Cicerón nos invita a contemplar la vejez como el otoño de la vida: sereno, reflexivo y fértil en frutos interiores. Frente a la cultura de la hiperactividad y del culto al cuerpo, él propone otro modelo: el del alma que ha aprendido a prescindir de los placeres inmediatos para disfrutar los bienes duraderos de la razón, la virtud, la contemplación y el aprendizaje continuo. La vejez bien vivida es un elogio de la templanza, una etapa donde la serenidad reemplaza a la agitación, y donde la lucidez gana al vértigo.

Esta sabiduría clásica resulta hoy más urgente que nunca. Vivimos atrapados entre dos espejismos: el miedo a envejecer y la obsesión por prolongar la vida sin sentido. Se busca evitar las arrugas pero no se cultiva el juicio. Se estira la piel, pero no se ensancha el espíritu. Cicerón nos recuerda que la única manera de envejecer con dignidad es haber vivido con coherencia. La vejez no transforma al necio en sabio, ni al egoísta en generoso. Lo que no se sembró en la juventud no florece al final.


Pero no es un texto resignado. Al contrario: es una defensa de la vida activa hasta el último día. Estudiar, enseñar, cuidar un huerto, conversar con los jóvenes, examinar la conciencia cada noche… La vejez no es para sentarse a esperar, sino para seguir construyendo, esta vez sin la prisa de la juventud, con otra clase de intensidad: la que da el sentido.

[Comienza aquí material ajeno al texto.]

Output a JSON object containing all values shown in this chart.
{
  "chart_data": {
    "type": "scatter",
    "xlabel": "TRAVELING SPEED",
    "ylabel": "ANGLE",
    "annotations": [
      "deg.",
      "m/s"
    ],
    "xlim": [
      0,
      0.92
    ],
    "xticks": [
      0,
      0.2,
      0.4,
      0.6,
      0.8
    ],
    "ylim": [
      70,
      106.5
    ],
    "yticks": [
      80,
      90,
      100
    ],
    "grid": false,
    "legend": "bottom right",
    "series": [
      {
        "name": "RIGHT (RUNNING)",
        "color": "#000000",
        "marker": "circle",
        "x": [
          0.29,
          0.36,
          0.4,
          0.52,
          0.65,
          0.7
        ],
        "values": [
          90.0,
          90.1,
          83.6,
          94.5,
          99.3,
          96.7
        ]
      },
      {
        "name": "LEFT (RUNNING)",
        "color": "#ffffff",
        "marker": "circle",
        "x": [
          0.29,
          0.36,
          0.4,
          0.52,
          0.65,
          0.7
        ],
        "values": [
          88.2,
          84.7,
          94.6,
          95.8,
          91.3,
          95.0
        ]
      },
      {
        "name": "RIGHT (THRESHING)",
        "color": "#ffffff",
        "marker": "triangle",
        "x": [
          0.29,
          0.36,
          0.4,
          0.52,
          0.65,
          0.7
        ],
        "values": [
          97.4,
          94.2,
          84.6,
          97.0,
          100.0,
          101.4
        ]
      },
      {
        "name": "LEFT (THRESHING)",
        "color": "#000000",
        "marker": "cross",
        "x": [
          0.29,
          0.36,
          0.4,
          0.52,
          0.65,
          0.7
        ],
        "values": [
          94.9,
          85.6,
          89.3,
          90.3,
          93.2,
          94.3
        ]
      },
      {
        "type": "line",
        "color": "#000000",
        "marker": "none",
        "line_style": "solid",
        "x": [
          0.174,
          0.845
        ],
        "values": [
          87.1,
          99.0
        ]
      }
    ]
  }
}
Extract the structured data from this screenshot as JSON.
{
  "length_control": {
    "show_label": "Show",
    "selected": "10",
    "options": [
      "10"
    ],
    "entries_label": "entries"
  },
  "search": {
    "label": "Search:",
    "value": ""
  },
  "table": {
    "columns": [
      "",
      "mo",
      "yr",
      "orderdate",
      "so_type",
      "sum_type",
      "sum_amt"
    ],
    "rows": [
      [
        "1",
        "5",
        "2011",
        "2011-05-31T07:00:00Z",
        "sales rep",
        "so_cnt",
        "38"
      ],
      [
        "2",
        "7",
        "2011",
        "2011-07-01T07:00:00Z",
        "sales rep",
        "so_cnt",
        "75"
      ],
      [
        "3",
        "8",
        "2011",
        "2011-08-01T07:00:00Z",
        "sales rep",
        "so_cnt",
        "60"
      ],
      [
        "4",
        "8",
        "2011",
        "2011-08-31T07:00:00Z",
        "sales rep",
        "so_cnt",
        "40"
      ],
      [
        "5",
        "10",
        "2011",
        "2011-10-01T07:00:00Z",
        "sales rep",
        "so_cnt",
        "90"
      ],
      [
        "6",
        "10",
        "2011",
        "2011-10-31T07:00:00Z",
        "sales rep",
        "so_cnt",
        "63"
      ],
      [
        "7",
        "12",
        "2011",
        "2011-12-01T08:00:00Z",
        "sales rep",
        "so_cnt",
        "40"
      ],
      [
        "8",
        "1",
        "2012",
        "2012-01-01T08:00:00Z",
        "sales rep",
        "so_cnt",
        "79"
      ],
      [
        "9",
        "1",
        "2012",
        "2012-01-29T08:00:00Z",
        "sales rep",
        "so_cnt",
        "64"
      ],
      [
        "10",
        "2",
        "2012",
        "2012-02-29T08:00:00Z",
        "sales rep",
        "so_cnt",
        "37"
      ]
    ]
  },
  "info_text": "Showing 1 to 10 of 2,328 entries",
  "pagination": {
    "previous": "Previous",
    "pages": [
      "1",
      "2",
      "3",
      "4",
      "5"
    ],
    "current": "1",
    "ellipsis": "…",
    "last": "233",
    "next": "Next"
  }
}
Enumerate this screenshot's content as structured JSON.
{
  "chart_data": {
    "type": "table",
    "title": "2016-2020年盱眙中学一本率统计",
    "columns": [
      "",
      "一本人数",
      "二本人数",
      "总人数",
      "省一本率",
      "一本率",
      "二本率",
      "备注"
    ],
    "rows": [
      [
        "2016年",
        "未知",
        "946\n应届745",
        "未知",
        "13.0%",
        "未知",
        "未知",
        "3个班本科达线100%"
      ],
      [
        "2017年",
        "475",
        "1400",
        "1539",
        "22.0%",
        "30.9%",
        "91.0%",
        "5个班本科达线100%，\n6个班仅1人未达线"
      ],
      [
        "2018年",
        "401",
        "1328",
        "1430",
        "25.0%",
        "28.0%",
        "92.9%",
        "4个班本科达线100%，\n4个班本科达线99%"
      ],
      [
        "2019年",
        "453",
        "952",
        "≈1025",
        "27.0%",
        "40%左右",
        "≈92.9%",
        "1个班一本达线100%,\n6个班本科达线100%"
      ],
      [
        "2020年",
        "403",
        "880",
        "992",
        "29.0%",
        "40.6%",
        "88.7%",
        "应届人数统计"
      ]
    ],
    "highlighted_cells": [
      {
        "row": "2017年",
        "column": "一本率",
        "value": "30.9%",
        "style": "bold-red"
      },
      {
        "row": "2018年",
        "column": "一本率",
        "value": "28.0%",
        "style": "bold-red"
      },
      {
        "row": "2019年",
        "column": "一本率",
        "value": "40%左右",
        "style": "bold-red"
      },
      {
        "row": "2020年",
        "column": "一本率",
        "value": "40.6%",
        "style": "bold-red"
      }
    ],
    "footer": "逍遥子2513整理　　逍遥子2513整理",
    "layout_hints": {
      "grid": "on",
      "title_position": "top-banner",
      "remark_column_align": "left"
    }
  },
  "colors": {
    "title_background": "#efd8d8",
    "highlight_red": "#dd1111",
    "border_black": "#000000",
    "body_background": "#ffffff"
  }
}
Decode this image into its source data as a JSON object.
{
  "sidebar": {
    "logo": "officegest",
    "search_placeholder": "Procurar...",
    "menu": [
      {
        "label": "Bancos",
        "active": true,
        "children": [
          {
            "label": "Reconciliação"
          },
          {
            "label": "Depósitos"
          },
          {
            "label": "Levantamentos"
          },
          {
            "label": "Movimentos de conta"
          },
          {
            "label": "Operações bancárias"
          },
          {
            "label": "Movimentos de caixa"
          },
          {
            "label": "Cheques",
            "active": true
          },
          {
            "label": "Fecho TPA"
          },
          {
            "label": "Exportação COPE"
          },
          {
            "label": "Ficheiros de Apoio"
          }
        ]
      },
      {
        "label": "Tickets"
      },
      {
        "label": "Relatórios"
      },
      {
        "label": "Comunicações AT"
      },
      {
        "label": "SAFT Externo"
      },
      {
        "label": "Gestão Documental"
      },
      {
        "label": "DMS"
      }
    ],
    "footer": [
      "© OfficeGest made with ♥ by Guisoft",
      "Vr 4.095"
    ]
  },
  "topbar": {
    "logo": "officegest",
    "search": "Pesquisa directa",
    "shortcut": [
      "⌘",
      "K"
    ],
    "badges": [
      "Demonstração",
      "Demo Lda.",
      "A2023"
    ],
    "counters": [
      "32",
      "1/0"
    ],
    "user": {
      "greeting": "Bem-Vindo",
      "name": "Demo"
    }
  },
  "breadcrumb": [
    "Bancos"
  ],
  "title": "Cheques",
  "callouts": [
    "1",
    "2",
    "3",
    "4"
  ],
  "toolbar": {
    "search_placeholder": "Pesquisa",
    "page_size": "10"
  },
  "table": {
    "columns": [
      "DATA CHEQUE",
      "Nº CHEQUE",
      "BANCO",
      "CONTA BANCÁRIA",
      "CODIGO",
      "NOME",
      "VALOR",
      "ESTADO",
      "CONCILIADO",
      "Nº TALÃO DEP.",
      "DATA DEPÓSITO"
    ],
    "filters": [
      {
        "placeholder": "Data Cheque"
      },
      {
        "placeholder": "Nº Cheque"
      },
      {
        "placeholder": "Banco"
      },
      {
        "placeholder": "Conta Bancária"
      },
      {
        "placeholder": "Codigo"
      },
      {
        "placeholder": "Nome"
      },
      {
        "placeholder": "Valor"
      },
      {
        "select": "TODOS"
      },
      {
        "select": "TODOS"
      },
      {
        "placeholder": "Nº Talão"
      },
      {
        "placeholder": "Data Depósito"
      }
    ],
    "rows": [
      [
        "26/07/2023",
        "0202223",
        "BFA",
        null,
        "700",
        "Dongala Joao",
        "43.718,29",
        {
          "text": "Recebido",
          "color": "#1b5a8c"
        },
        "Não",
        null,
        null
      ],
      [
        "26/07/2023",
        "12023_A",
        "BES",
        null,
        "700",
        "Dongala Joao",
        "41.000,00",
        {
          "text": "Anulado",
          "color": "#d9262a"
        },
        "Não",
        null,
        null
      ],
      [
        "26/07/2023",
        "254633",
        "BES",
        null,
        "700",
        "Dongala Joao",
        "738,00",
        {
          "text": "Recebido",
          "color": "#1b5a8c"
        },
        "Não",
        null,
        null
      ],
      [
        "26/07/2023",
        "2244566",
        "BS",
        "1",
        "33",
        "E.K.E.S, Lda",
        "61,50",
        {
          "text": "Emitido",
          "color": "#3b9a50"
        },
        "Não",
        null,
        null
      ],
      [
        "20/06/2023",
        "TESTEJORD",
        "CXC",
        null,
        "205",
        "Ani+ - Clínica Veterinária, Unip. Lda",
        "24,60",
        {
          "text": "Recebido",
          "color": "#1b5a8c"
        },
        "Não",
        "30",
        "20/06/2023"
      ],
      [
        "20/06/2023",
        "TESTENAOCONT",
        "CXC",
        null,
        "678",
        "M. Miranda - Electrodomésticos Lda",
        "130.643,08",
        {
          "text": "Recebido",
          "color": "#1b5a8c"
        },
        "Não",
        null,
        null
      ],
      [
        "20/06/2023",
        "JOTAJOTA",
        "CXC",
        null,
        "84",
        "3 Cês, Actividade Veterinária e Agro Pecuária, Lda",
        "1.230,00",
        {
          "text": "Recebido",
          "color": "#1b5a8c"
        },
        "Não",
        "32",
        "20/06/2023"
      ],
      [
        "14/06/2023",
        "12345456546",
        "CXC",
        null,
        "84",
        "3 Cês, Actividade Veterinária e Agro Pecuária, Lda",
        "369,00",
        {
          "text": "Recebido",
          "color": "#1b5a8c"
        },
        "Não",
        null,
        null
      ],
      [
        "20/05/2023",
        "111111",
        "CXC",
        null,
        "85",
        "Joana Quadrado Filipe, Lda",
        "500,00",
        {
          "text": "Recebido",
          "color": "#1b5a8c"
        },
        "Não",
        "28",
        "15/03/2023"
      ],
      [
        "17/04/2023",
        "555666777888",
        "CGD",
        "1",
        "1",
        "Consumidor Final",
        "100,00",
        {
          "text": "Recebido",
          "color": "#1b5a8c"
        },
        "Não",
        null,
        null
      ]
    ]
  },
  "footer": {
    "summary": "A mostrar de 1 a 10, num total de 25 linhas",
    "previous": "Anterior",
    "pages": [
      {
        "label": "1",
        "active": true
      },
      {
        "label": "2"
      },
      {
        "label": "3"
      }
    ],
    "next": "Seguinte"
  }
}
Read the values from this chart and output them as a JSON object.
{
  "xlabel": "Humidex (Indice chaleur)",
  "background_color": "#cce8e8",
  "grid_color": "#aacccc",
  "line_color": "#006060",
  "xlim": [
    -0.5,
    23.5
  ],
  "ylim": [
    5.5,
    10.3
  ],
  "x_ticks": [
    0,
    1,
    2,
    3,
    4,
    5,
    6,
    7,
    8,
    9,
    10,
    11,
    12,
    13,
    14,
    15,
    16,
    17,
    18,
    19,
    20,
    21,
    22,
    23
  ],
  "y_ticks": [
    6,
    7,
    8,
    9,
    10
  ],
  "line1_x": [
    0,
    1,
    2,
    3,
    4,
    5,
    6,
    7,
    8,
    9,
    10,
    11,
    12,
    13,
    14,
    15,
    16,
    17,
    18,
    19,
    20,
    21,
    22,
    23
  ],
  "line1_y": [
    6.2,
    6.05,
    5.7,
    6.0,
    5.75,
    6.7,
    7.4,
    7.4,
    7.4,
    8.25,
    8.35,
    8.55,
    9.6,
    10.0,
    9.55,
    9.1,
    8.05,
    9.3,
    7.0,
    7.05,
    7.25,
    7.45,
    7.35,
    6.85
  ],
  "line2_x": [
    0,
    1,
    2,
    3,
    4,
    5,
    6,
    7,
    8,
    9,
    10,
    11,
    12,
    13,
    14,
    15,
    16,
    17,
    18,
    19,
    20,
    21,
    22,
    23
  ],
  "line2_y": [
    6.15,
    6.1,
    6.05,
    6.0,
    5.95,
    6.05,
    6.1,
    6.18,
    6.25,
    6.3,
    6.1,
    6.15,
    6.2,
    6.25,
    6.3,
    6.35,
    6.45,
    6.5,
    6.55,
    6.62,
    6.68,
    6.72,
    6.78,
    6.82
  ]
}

La muerte, lejos de ser el gran tabú, es el punto natural hacia el que todo se encamina. Pero si el final es sereno, es porque lo anterior fue justo. Cicerón no teme a la muerte porque ha entendido la vida como una tarea moral: cada día vivido con virtud es una victoria contra el olvido. En esa ética sin dramatismos, hay un legado que trasciende.

Tal vez por eso Montaigne dijo que Cicerón le dio ganas de envejecer. Y quizás esa sea la prueba más alta de la belleza de este pensamiento: cuando un texto consigue que deseemos con entusiasmo aquello que el mundo nos ha enseñado a temer, estamos ante una verdadera revolución interior.

¿Y si nuestra civilización aprendiera de nuevo el arte de envejecer? No solo viviríamos más, sino mejor. La sabiduría no está en alargar la vida, sino en aprender a habitarla.